In the event of a leak occurring, the expected behavior of a line fill section was that the line pressure in the filled section would drop, and there would be a consequential increase in the inlet flow. If the terrain was flat, the line pressure would rise continuously as the line was filled. However, given the elevation profile, the average line pressure would sometimes fall depending on where the oil front (“line fill” pig) was with respect to the elevation profile; i.e., on downhill sections. This was due to the “line fill” pigs and the oil front behind them free falling against the pressurized nitrogen ahead. Hence, the LDS was expected to generate a leak alarm when the “line fill” pigs briefly free fell on the downhill sections, since this behavior mimics the flow and pressure pattern expected during a leak.

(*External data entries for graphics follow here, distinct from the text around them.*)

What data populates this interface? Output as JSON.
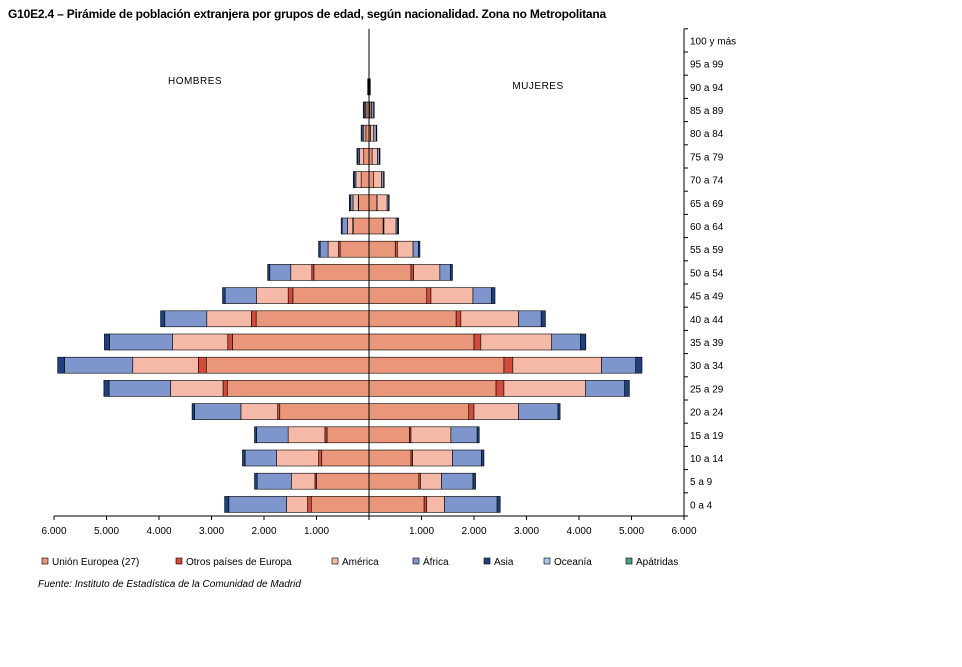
{
  "title": "G10E2.4 – Pirámide de población extranjera por grupos de edad, según nacionalidad. Zona no Metropolitana",
  "source": "Fuente: Instituto de Estadística de la Comunidad de Madrid",
  "chart_data": {
    "type": "bar",
    "orientation": "horizontal-pyramid",
    "side_labels": {
      "left": "HOMBRES",
      "right": "MUJERES"
    },
    "categories": [
      "0 a 4",
      "5 a 9",
      "10 a 14",
      "15 a 19",
      "20 a 24",
      "25 a 29",
      "30 a 34",
      "35 a 39",
      "40 a 44",
      "45 a 49",
      "50 a 54",
      "55 a 59",
      "60 a 64",
      "65 a 69",
      "70 a 74",
      "75 a 79",
      "80 a 84",
      "85 a 89",
      "90 a 94",
      "95 a 99",
      "100 y más"
    ],
    "x_ticks": [
      6000,
      5000,
      4000,
      3000,
      2000,
      1000,
      0,
      1000,
      2000,
      3000,
      4000,
      5000,
      6000
    ],
    "x_tick_labels": [
      "6.000",
      "5.000",
      "4.000",
      "3.000",
      "2.000",
      "1.000",
      "",
      "1.000",
      "2.000",
      "3.000",
      "4.000",
      "5.000",
      "6.000"
    ],
    "xlim": [
      -6000,
      6000
    ],
    "legend_position": "bottom",
    "series": [
      {
        "name": "Unión Europea (27)",
        "color": "#E9967A",
        "hombres": [
          1100,
          1000,
          900,
          800,
          1700,
          2700,
          3100,
          2600,
          2150,
          1450,
          1050,
          550,
          300,
          200,
          150,
          100,
          60,
          40,
          10,
          0,
          0
        ],
        "mujeres": [
          1050,
          950,
          800,
          770,
          1900,
          2420,
          2570,
          2000,
          1660,
          1100,
          800,
          500,
          270,
          150,
          90,
          60,
          30,
          20,
          10,
          0,
          0
        ]
      },
      {
        "name": "Otros países de Europa",
        "color": "#D24B3C",
        "hombres": [
          70,
          30,
          60,
          40,
          40,
          80,
          150,
          90,
          90,
          90,
          40,
          30,
          10,
          5,
          0,
          0,
          0,
          0,
          0,
          0,
          0
        ],
        "mujeres": [
          50,
          30,
          30,
          30,
          100,
          150,
          170,
          130,
          90,
          80,
          50,
          40,
          15,
          5,
          0,
          0,
          0,
          0,
          0,
          0,
          0
        ]
      },
      {
        "name": "América",
        "color": "#F4B9A7",
        "hombres": [
          400,
          450,
          800,
          700,
          700,
          1000,
          1250,
          1050,
          850,
          600,
          400,
          200,
          100,
          100,
          100,
          80,
          40,
          30,
          5,
          0,
          0
        ],
        "mujeres": [
          340,
          400,
          760,
          760,
          850,
          1550,
          1690,
          1350,
          1100,
          800,
          500,
          300,
          230,
          190,
          150,
          100,
          60,
          30,
          5,
          0,
          0
        ]
      },
      {
        "name": "África",
        "color": "#7F96CC",
        "hombres": [
          1100,
          650,
          600,
          600,
          880,
          1170,
          1300,
          1200,
          800,
          600,
          400,
          150,
          100,
          50,
          30,
          30,
          30,
          20,
          0,
          0,
          0
        ],
        "mujeres": [
          1000,
          600,
          550,
          500,
          750,
          750,
          650,
          550,
          430,
          350,
          200,
          100,
          30,
          30,
          40,
          40,
          50,
          40,
          5,
          0,
          0
        ]
      },
      {
        "name": "Asia",
        "color": "#1F3F7F",
        "hombres": [
          80,
          50,
          50,
          40,
          50,
          100,
          130,
          100,
          80,
          50,
          40,
          30,
          20,
          20,
          20,
          20,
          20,
          20,
          10,
          0,
          0
        ],
        "mujeres": [
          60,
          50,
          50,
          40,
          40,
          90,
          120,
          100,
          80,
          70,
          40,
          30,
          20,
          10,
          10,
          10,
          10,
          10,
          5,
          0,
          0
        ]
      },
      {
        "name": "Oceanía",
        "color": "#A6C4E8",
        "hombres": [
          0,
          0,
          0,
          0,
          0,
          0,
          0,
          0,
          0,
          0,
          0,
          0,
          0,
          0,
          0,
          0,
          0,
          0,
          0,
          0,
          0
        ],
        "mujeres": [
          0,
          0,
          0,
          0,
          0,
          0,
          0,
          0,
          0,
          0,
          0,
          0,
          0,
          0,
          0,
          0,
          0,
          0,
          0,
          0,
          0
        ]
      },
      {
        "name": "Apátridas",
        "color": "#4CA67A",
        "hombres": [
          0,
          0,
          0,
          0,
          0,
          0,
          0,
          0,
          0,
          0,
          0,
          0,
          0,
          0,
          0,
          0,
          0,
          0,
          0,
          0,
          0
        ],
        "mujeres": [
          0,
          0,
          0,
          0,
          0,
          0,
          0,
          0,
          0,
          0,
          0,
          0,
          0,
          0,
          0,
          0,
          0,
          0,
          0,
          0,
          0
        ]
      }
    ]
  }
}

Because the PTM was predicting the location of the “line fill” pigs, it could be seen that the pigs were in a downhill section and that this alarm was most likely triggered by the pigs and oil front travelling downhill, and was not a leak.

This behavior was exploited to verify that the LDS was behaving as expected and was operational given that this event generated a leak alarm. The alarm generated triggered the leak location algorithm, which reported a location that corresponded to the BV immediately upstream of the oil front/pig. This information could then be correlated with the data from the PTM. The leak detection system for the partially filled section was sensitive. However, some alarms were generated and the system needed to be interrogated intelligently and in line with the prevailing operational scenario to decide if the alarm was genuine.

Conclusions

Traditionally, leak detection is one of the last systems to be commissioned and come on line in a pipeline project. This is sometimes due to a lack of commitment or a lack of belief in leak detection technology, leading to a lack of urgency. Inevitably, this often results in the production taking priority over LDS commissioning until some time after the pipeline is in full flow.

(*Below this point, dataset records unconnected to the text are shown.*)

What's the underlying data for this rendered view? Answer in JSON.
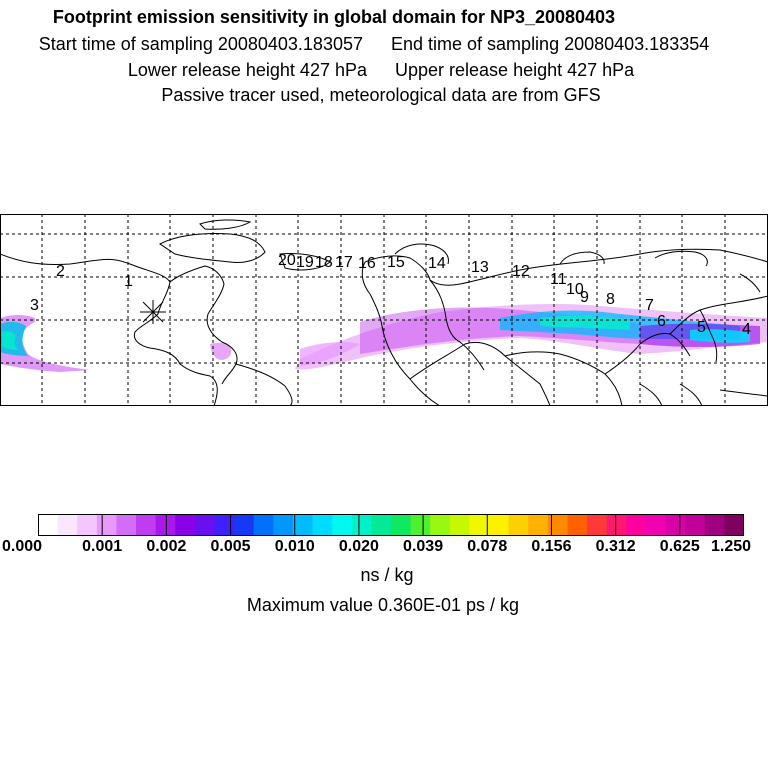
{
  "header": {
    "title": "Footprint emission sensitivity in global domain for NP3_20080403",
    "start_sampling": "Start time of sampling 20080403.183057",
    "end_sampling": "End time of sampling 20080403.183354",
    "lower_release": "Lower release height  427 hPa",
    "upper_release": "Upper release height  427 hPa",
    "tracer_note": "Passive tracer used, meteorological data are from GFS"
  },
  "map": {
    "release_marker": "release-site",
    "day_labels": [
      "1",
      "2",
      "3",
      "4",
      "5",
      "6",
      "7",
      "8",
      "9",
      "10",
      "11",
      "12",
      "13",
      "14",
      "15",
      "16",
      "17",
      "18",
      "19",
      "20"
    ]
  },
  "colorbar": {
    "tick_labels": [
      "0.000",
      "0.001",
      "0.002",
      "0.005",
      "0.010",
      "0.020",
      "0.039",
      "0.078",
      "0.156",
      "0.312",
      "0.625",
      "1.250"
    ],
    "colors": [
      "#ffffff",
      "#fbe6ff",
      "#f3c6ff",
      "#e899ff",
      "#d36cf6",
      "#c03cf0",
      "#a818e8",
      "#8a00e8",
      "#6a10f0",
      "#4020f8",
      "#1838f8",
      "#0070ff",
      "#0098ff",
      "#00bcff",
      "#00dcff",
      "#00f8f0",
      "#00f0c8",
      "#00ea98",
      "#10e860",
      "#50f030",
      "#98f810",
      "#c8f800",
      "#f0f800",
      "#fff000",
      "#ffd000",
      "#ffb000",
      "#ff8a00",
      "#ff6000",
      "#ff3838",
      "#ff1870",
      "#ff00a0",
      "#f000b0",
      "#d800a8",
      "#c00098",
      "#a00080",
      "#800060"
    ],
    "unit": "ns / kg",
    "max_value": "Maximum value  0.360E-01 ps / kg"
  }
}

However, it is also widely accepted that leak detection and pig-tracking systems cannot be commissioned before the pipeline is fully operational. This is largely true in that the final LDS commissioning cannot take place before the pipeline is fully operational.

BTC and ATMOSi have cooperatively striven to break this paradigm and develop a leak detection system that delivers real benefit at the first point of hydrocarbon introduction and is close to optimal tuning on day one of full production. Working together, the two companies have demonstrated that leak detection is possible in a partially filled pipeline and during line-fill; i.e., at all times from the moment fluid first enters the pipeline.

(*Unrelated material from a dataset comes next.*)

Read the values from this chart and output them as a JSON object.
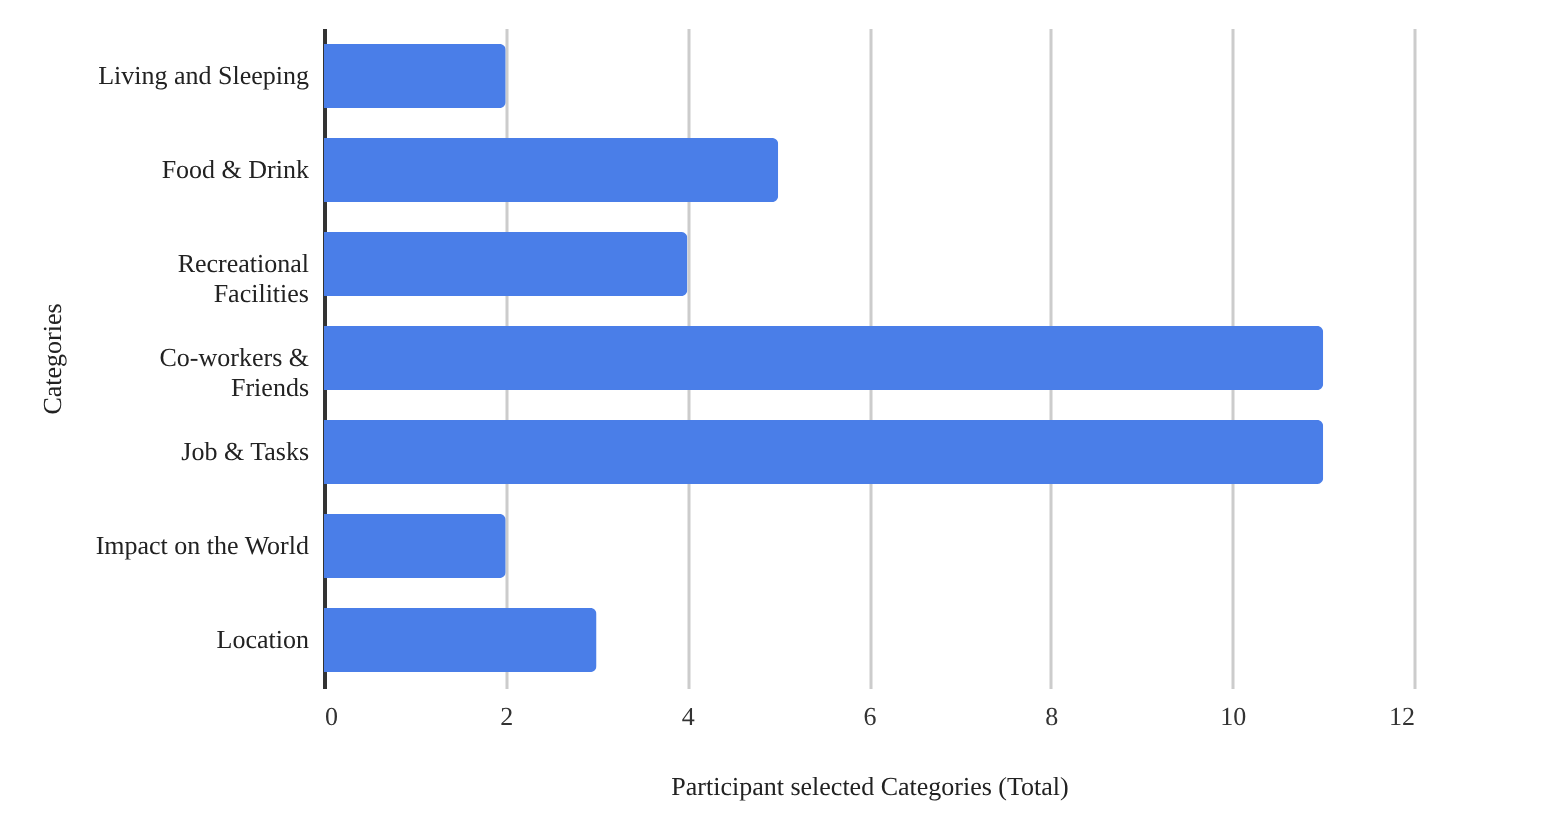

The results from the LDS and the PTM during line-fill must be used with a high degree of understanding, and cannot be used in isolation from other systems. The operator must have knowledge of where the oil front is with respect to the elevation profile, knowledge of the current state of commissioning of all the associated systems (pumps, stations, status and accuracy of instrumentation, block-valves), and in-depth knowledge of how the LDS and pipeline operations interact with each other.

The benefits of commissioning the real-time ATMOS Statistical Leak Detection System on the BTC pipeline during line fill are clear:

  • The LDS had already been tested over 12 months by the time oil reached the terminal at Ceyhan.
  • The LDS was successfully detecting illegal taps and thefts soon after the pipeline became operational. Typically, at this time in a pipeline project, the leak detection system commissioning would only be commencing.
  • The LDS had been tested many times by commissioning processes during line fill, while commissioning pump stations, filling pump loops and commissioning surge relief tanks. These effectively served as real leak trials which the LDS responded to leading to a high degree of acceptance and operator confidence.

Acknowledgments

The authors wish to express their thanks for the support provided by both BTC and ATMOSi for this study. Based on a paper presented at the ASME’s 6th International Pipeline Conference, Calgary, Alberta, Canada, September 25-29, 2006.